‘A Streetcar Named Desire’ Returns to the Stage

‘A Streetcar Named Desire’ Returns to the Stage
5/30/2017
Updated:
6/12/2017

TORONTO—Four days before the New York opening of his play “A Streetcar Named Desire,” Tennessee Williams published an essay in the New York Times about the perils that instant success can bring to a hard-working author.

Williams’s previous play “The Glass Menagerie” had become a big hit three years before, propelling him into a depressingly frivolous lifestyle of comfort and luxury. He decided to take a step back, abandoning his fancy hotel suite and heading to a simpler life in Mexico. He emerged with a deeper understanding of his craft.

“One does not escape that easily from the seduction of an effete way of life. … But once you fully apprehend the vacuity of a life without struggle you are equipped with the basic means of salvation,” Williams wrote, going on to explain that “purity of heart is the one success worth having.” 

“The obsessive interest in human affairs, plus a certain amount of compassion and moral conviction … that’s what’s good for you if you’re at all serious about your aims,” he added as advice to writers.

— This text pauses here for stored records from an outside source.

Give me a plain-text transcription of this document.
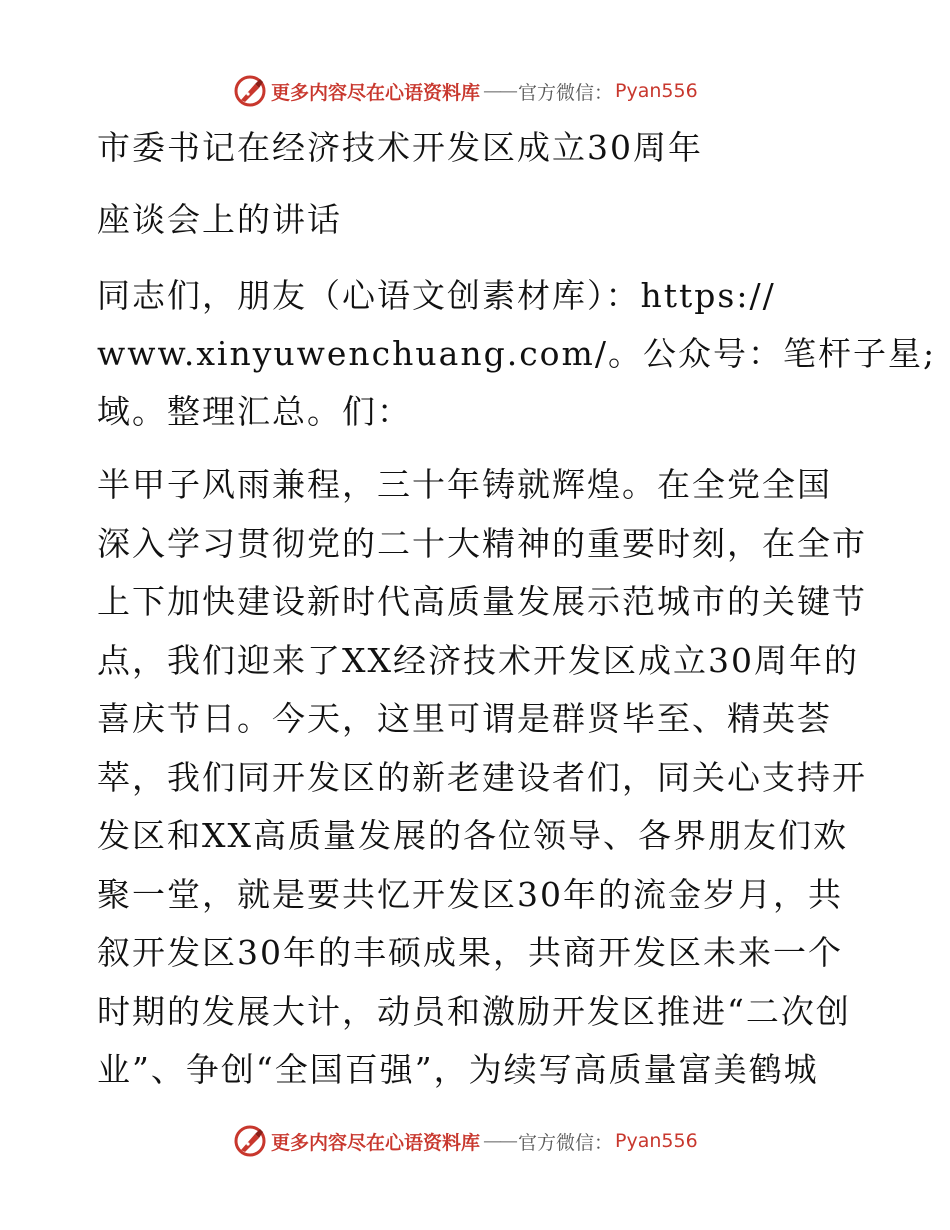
更多内容尽在心语资料库 —— 官方微信： Pyan556
市委书记在经济技术开发区成立30周年
座谈会上的讲话
同志们，朋友（心语文创素材库）：https://
www.xinyuwenchuang.com/。公众号：笔杆子星;
域。整理汇总。们：
半甲子风雨兼程，三十年铸就辉煌。在全党全国
深入学习贯彻党的二十大精神的重要时刻，在全市
上下加快建设新时代高质量发展示范城市的关键节
点，我们迎来了XX经济技术开发区成立30周年的
喜庆节日。今天，这里可谓是群贤毕至、精英荟
萃，我们同开发区的新老建设者们，同关心支持开
发区和XX高质量发展的各位领导、各界朋友们欢
聚一堂，就是要共忆开发区30年的流金岁月，共
叙开发区30年的丰硕成果，共商开发区未来一个
时期的发展大计，动员和激励开发区推进“二次创
业”、争创“全国百强”，为续写高质量富美鹤城
更多内容尽在心语资料库 —— 官方微信： Pyan556
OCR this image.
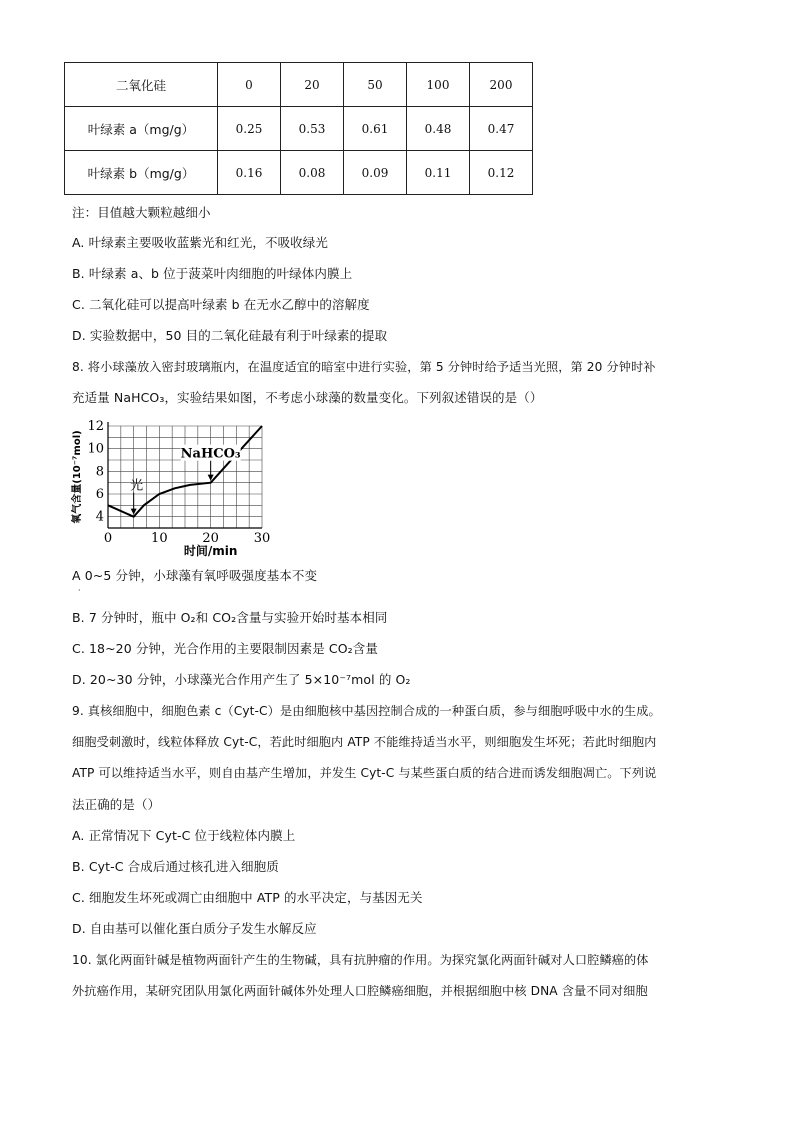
二氧化硅	0	20	50	100	200
叶绿素 a（mg/g）	0.25	0.53	0.61	0.48	0.47
叶绿素 b（mg/g）	0.16	0.08	0.09	0.11	0.12
注：目值越大颗粒越细小
A. 叶绿素主要吸收蓝紫光和红光，不吸收绿光
B. 叶绿素 a、b 位于菠菜叶肉细胞的叶绿体内膜上
C. 二氧化硅可以提高叶绿素 b 在无水乙醇中的溶解度
D. 实验数据中，50 目的二氧化硅最有利于叶绿素的提取
8. 将小球藻放入密封玻璃瓶内，在温度适宜的暗室中进行实验，第 5 分钟时给予适当光照，第 20 分钟时补
充适量 NaHCO₃，实验结果如图，不考虑小球藻的数量变化。下列叙述错误的是（）
0	10	20	30
4
6
8
10
12
时间/min
氧气含量(10⁻⁷mol)	光
NaHCO₃
A 0~5 分钟，小球藻有氧呼吸强度基本不变
·
B. 7 分钟时，瓶中 O₂和 CO₂含量与实验开始时基本相同
C. 18~20 分钟，光合作用的主要限制因素是 CO₂含量
D. 20~30 分钟，小球藻光合作用产生了 5×10⁻⁷mol 的 O₂
9. 真核细胞中，细胞色素 c（Cyt-C）是由细胞核中基因控制合成的一种蛋白质，参与细胞呼吸中水的生成。
细胞受刺激时，线粒体释放 Cyt-C，若此时细胞内 ATP 不能维持适当水平，则细胞发生坏死；若此时细胞内
ATP 可以维持适当水平，则自由基产生增加，并发生 Cyt-C 与某些蛋白质的结合进而诱发细胞凋亡。下列说
法正确的是（）
A. 正常情况下 Cyt-C 位于线粒体内膜上
B. Cyt-C 合成后通过核孔进入细胞质
C. 细胞发生坏死或凋亡由细胞中 ATP 的水平决定，与基因无关
D. 自由基可以催化蛋白质分子发生水解反应
10. 氯化两面针碱是植物两面针产生的生物碱，具有抗肿瘤的作用。为探究氯化两面针碱对人口腔鳞癌的体
外抗癌作用，某研究团队用氯化两面针碱体外处理人口腔鳞癌细胞，并根据细胞中核 DNA 含量不同对细胞
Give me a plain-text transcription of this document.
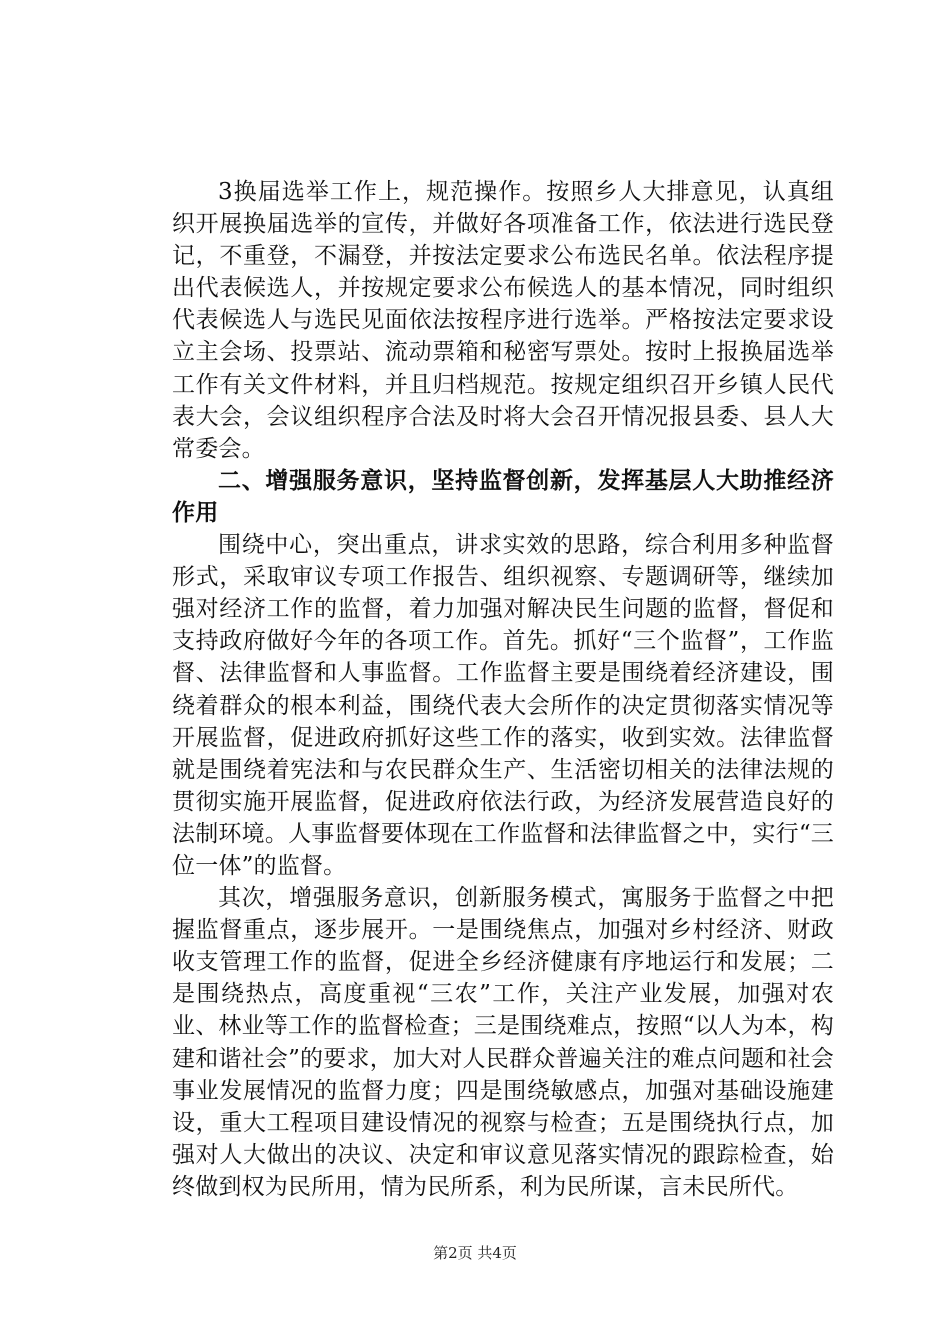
3换届选举工作上，规范操作。按照乡人大排意见，认真组织开展换届选举的宣传，并做好各项准备工作，依法进行选民登记，不重登，不漏登，并按法定要求公布选民名单。依法程序提出代表候选人，并按规定要求公布候选人的基本情况，同时组织代表候选人与选民见面依法按程序进行选举。严格按法定要求设立主会场、投票站、流动票箱和秘密写票处。按时上报换届选举工作有关文件材料，并且归档规范。按规定组织召开乡镇人民代表大会，会议组织程序合法及时将大会召开情况报县委、县人大常委会。

二、增强服务意识，坚持监督创新，发挥基层人大助推经济作用

围绕中心，突出重点，讲求实效的思路，综合利用多种监督形式，采取审议专项工作报告、组织视察、专题调研等，继续加强对经济工作的监督，着力加强对解决民生问题的监督，督促和支持政府做好今年的各项工作。首先。抓好“三个监督”，工作监督、法律监督和人事监督。工作监督主要是围绕着经济建设，围绕着群众的根本利益，围绕代表大会所作的决定贯彻落实情况等开展监督，促进政府抓好这些工作的落实，收到实效。法律监督就是围绕着宪法和与农民群众生产、生活密切相关的法律法规的贯彻实施开展监督，促进政府依法行政，为经济发展营造良好的法制环境。人事监督要体现在工作监督和法律监督之中，实行“三位一体”的监督。

其次，增强服务意识，创新服务模式，寓服务于监督之中把握监督重点，逐步展开。一是围绕焦点，加强对乡村经济、财政收支管理工作的监督，促进全乡经济健康有序地运行和发展；二是围绕热点，高度重视“三农”工作，关注产业发展，加强对农业、林业等工作的监督检查；三是围绕难点，按照“以人为本，构建和谐社会”的要求，加大对人民群众普遍关注的难点问题和社会事业发展情况的监督力度；四是围绕敏感点，加强对基础设施建设，重大工程项目建设情况的视察与检查；五是围绕执行点，加强对人大做出的决议、决定和审议意见落实情况的跟踪检查，始终做到权为民所用，情为民所系，利为民所谋，言未民所代。

第2页 共4页
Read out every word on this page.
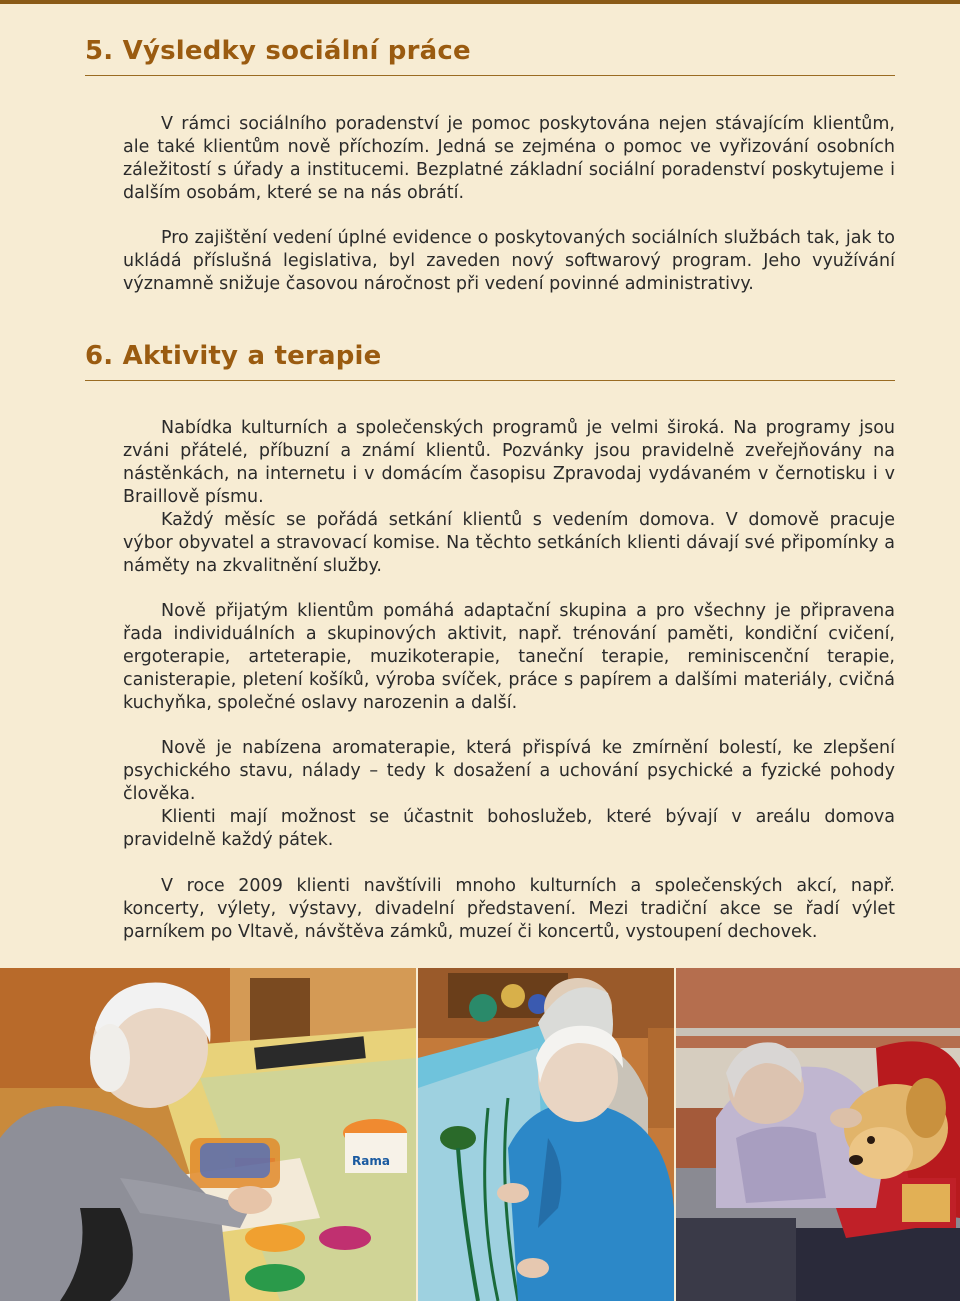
5. Výsledky sociální práce

V rámci sociálního poradenství je pomoc poskytována nejen stávajícím klientům, ale také klientům nově příchozím. Jedná se zejména o pomoc ve vyřizování osobních záležitostí s úřady a institucemi. Bezplatné základní sociální poradenství poskytujeme i dalším osobám, které se na nás obrátí.

Pro zajištění vedení úplné evidence o poskytovaných sociálních službách tak, jak to ukládá příslušná legislativa, byl zaveden nový softwarový program. Jeho využívání významně snižuje časovou náročnost při vedení povinné administrativy.

6. Aktivity a terapie

Nabídka kulturních a společenských programů je velmi široká. Na programy jsou zváni přátelé, příbuzní a známí klientů. Pozvánky jsou pravidelně zveřejňovány na nástěnkách, na internetu i v domácím časopisu Zpravodaj vydávaném v černotisku i v Braillově písmu.

Každý měsíc se pořádá setkání klientů s vedením domova. V domově pracuje výbor obyvatel a stravovací komise. Na těchto setkáních klienti dávají své připomínky a náměty na zkvalitnění služby.

Nově přijatým klientům pomáhá adaptační skupina a pro všechny je připravena řada individuálních a skupinových aktivit, např. trénování paměti, kondiční cvičení, ergoterapie, arteterapie, muzikoterapie, taneční terapie, reminiscenční terapie, canisterapie, pletení košíků, výroba svíček, práce s papírem a dalšími materiály, cvičná kuchyňka, společné oslavy narozenin a další.

Nově je nabízena aromaterapie, která přispívá ke zmírnění bolestí, ke zlepšení psychického stavu, nálady – tedy k dosažení a uchování psychické a fyzické pohody člověka.

Klienti mají možnost se účastnit bohoslužeb, které bývají v areálu domova pravidelně každý pátek.

V roce 2009 klienti navštívili mnoho kulturních a společenských akcí, např. koncerty, výlety, výstavy, divadelní představení. Mezi tradiční akce se řadí výlet parníkem po Vltavě, návštěva zámků, muzeí či koncertů, vystoupení dechovek.

Rama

“A Streetcar Named Desire” must have sprung from this epiphany; it went on to lasting success on Broadway, an equally famous film starring Marlon Brando and Vivian Leigh, and garnered Williams a Pulitzer Prize for Drama in 1948. Its vivid characters continue to fascinate us today.

Sonia Rodriguez as Blanche and Guillaume Côté as her abusive brother-in-law Stanley in the National Ballet of Canada's production of "A Streetcar Named Desire." (Karolina Kuras)
Sonia Rodriguez as Blanche and Guillaume Côté as her abusive brother-in-law Stanley in the National Ballet of Canada's production of "A Streetcar Named Desire." (Karolina Kuras)

The play tells the story of Blanche DuBois, a fading southern belle whose character masterfully combines fragility and decadence, hope and despair, fantasy and reality. “Streetcar” follows Blanche as she arrives at the home of Stella and Stanley Kowalski, her sister and brother-in-law, where the events that follow accelerate her mental breakdown.

Now, as the play celebrates 70 years since its November 1947 debut, the story is returning to the stage in ballet form. This June, the National Ballet of Canada is reviving the version by American choreographer John Neumeier, which originally premiered in Frankfurt in 1983. 

In the ballet, Canadian dancer Donald Thom is performing the role of Mitch, Kowalski’s friend and Blanche’s last suitor. 

“[Neumeier] has such a distinct style and a distinct way of showing a story through movement that’s all his own, and it’s been really interesting to learn it,” Thom said in an interview.

Dancer Donald Thom says he can identify with Mitch's ability to see the best in others. (Karolina Kuras)
Dancer Donald Thom says he can identify with Mitch's ability to see the best in others. (Karolina Kuras)

Born in Kanata, Ontario, Thom trained at the Linda Jamieson School of Dance in Ottawa before being accepted into the prestigious Royal Ballet Upper School in England. He graduated into the Royal Ballet in 2012, and was promoted to First Artist in 2015. Later that year, he returned to Canada and began dancing with the National Ballet. 

Thom notes that while the “A Streetcar Named Desire” ballet uses classical techniques, the story is portrayed in a more pedestrian way with real-life characters. The effect is very different from traditional classical ballets that are mostly based on fairy tales, such as “Sleeping Beauty.”

Sonia Rodriguez as Blanche DuBois in the National Ballet of Canada's production of "A Streetcar Named Desire."(Karolina Kuras)
Sonia Rodriguez as Blanche DuBois in the National Ballet of Canada's production of "A Streetcar Named Desire."(Karolina Kuras)

“It’s a very gritty story,” he says, noting the ballet tackles critical problems the world is facing today, such as rape and sexual promiscuity, examining how people view these and how that’s changed over time.

The ballet explores these issues, showing their impact on Blanche as well as on everyone around her. Often in life, we don’t realize how something that happens to someone else affects us, Thom says. 

Mitch, the character he plays, is Stanley’s friend and Blanche’s last hope at a better life. He is kinder and more sensitive than brutish Stanley and is fascinated by Blanche’s beauty, fragility, and tenderness. However, their hopes for marriage are dashed after Mitch discovers Blanche’s dark past, whose corruption is at odds with the social and moral values he has been taught to follow.

“He is a strong enough character to know that it would be wrong to be with her even though it crushes him,” explains Thom, adding that he can identify with Mitch’s courage to uphold his values. 

Nonetheless, the ballet, like the play, presents a message of empathy toward Blanche, whose suffering is both the result of her own wrongdoings as well as the abuse of others. 

“It’s a very sad story because no one is really there for Blanche in the end, and I think that’s probably the main message that people can take away from it is that everyone needs support,” Thom says.